Et Márai de rendre hommage à "la bourgeoisie bâtisseuse de villes, engagée dans la construction de l’Europe et qui entendait faire accéder les masses au mode de vie bourgeois". A la bourgeoisie qui s’est faite "le porte-parole des idées chères aux Lumières et à la Révolution française." Dans une société déboussolée, où les classes moyennes et les salariés sont ruinés par une inflation délibérée, où les anciens repères ont volé en éclats, les classes moyennes font le gros dos. Ils adoptent, écrit Márai, "la posture du hérisson". Ils attendent que le stalinisme s'émousse et que le manque de compétences poussent la dictature à faire appel à leurs services :

Ces survivants des classes moyennes savaient que le conservatisme et le respect des traditions n’étaient pas seulement pour eux une question d’hygiène, mais constituaient aussi une tâche historique : ils savaient qu’en refusant de demander grâce, de se plaindre, en préservant cette énergie, gage de tout progrès, qui émanait de leur passé, de leur culture et de leurs traditions, ils verraient bientôt ce régime fondé sur la violence se tourner vers eux – car il avait besoin d’eux.

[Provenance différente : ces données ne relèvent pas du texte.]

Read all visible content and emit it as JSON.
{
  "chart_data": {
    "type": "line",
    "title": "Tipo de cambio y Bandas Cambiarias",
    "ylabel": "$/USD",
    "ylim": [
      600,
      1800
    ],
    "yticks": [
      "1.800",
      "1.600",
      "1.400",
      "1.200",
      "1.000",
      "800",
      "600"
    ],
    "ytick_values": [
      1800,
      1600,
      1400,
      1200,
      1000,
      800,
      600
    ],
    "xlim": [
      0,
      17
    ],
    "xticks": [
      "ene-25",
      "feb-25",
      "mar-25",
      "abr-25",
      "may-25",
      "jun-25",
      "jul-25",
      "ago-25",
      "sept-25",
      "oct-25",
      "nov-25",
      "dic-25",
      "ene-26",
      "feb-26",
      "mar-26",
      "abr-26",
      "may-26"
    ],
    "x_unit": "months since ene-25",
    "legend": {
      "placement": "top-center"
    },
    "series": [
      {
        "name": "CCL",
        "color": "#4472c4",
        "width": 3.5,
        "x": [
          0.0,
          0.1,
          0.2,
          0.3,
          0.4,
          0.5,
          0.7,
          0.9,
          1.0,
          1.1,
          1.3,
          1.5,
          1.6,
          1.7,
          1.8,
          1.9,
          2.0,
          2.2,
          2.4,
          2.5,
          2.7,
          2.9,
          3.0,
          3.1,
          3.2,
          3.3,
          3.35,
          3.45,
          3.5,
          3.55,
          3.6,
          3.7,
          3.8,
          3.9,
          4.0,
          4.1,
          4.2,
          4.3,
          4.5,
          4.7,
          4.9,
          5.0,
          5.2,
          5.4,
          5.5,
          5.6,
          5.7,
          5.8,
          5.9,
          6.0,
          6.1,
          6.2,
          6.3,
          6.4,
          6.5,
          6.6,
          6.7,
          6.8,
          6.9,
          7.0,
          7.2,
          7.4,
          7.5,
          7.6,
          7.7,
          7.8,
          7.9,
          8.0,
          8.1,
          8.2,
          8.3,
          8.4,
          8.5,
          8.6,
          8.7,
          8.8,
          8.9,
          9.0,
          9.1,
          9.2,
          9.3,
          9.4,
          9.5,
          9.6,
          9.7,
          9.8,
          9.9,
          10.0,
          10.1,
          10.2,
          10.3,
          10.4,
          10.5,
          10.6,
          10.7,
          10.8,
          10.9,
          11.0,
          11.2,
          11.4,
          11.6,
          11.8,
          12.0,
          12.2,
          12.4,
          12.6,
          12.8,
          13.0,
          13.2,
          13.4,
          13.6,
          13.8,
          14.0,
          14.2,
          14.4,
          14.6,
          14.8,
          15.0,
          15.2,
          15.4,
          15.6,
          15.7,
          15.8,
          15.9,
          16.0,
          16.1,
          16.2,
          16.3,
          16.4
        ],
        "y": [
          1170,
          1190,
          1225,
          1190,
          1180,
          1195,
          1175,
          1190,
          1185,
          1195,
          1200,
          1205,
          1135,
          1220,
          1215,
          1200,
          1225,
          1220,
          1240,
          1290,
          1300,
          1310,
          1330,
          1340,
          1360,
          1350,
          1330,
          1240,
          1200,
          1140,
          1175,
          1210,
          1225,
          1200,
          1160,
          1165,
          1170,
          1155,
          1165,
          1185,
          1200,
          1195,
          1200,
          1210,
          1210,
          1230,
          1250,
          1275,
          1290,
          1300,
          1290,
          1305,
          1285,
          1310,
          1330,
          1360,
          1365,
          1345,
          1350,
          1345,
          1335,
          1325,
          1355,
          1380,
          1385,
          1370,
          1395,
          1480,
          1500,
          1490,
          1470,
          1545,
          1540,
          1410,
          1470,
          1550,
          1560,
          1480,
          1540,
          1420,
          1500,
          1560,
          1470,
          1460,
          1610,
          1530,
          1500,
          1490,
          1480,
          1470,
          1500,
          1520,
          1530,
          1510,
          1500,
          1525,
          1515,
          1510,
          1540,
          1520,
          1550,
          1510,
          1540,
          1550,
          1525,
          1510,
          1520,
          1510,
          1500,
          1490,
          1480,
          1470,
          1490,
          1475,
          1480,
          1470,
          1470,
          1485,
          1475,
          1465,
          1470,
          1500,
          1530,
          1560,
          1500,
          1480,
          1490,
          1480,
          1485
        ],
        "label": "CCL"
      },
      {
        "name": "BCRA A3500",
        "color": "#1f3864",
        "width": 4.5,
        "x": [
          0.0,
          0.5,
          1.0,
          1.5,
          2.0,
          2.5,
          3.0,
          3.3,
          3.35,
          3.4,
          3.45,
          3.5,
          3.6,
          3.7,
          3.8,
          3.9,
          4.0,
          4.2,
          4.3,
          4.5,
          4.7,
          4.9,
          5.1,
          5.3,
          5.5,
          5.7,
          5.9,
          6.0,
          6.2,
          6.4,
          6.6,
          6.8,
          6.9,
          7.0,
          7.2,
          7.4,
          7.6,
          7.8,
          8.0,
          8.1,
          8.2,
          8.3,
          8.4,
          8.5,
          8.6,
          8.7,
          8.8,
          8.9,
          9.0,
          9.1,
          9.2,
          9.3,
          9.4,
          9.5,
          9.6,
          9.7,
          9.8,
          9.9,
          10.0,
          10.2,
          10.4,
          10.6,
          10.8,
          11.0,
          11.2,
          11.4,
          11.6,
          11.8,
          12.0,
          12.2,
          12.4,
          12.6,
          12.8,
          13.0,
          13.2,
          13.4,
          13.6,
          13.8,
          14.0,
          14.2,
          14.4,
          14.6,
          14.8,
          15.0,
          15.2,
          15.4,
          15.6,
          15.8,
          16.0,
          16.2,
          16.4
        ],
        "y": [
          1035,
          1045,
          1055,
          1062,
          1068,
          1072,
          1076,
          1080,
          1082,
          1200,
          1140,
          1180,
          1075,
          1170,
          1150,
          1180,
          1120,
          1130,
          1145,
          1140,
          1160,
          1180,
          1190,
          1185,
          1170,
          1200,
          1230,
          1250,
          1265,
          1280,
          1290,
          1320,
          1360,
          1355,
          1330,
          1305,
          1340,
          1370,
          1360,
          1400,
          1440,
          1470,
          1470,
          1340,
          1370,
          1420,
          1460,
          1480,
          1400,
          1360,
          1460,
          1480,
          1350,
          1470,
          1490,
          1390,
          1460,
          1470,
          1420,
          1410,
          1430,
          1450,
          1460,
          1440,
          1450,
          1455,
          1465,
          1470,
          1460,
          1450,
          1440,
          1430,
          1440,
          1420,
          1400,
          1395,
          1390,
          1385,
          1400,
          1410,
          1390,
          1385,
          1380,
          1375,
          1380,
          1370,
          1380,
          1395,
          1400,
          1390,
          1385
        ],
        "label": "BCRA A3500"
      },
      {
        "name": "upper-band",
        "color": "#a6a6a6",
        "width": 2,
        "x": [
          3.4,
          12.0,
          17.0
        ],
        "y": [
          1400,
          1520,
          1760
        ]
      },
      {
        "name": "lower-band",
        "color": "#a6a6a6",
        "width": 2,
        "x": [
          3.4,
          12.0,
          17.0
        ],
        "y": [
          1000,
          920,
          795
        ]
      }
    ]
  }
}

Le culte de Gyula Krúdy ou la nostalgie d'une Hongrie d'avant le communisme

Et on comprend mieux pourquoi Márai avait publié, dès 1940, ce livre étrange, Dernier jour à Budapest, où il faisait revivre, sous forme romancée, son maître en littérature, Gyula Krúdy. C’est que, sept ans plus tard, comme il le relève dans ces Mémoires de Hongrie, le culte de Krúdy se répand dans le morne quotidien des habitants de Budapest, comme une mode, comme une drogue. Les Hongrois cultivés se réfugient dans cette littérature du début du XXe siècle qui savait si bien mêler le réalisme et l’onirisme, l’ivresse et le dégrisement. "Dans la Hongrie communiste, écrit Márai, une partie de la population fut soudain prise d’une immense nostalgie pour cette Hongrie différente. (…) Peu d’écrivains sont capables, comme lui, d’évoquer les éléments mythiques de la réalité."

Márai, lui, possède l’art de mettre en mots, en métaphores, les tournants de l’histoire et l’humeur collective de ses concitoyens. "Que l’on confie l’histoire aux écrivains ! Ils dépeindront toute une époque, avec force anecdotes, et panache de surcroît." La manière dont le nœud coulant du stalinisme s’est resserré autour du cou d’une société européenne, hostile mais impuissante, a rarement été décrite avec autant d’acuité que dans Mémoires de Hongrie de Sándor Márai.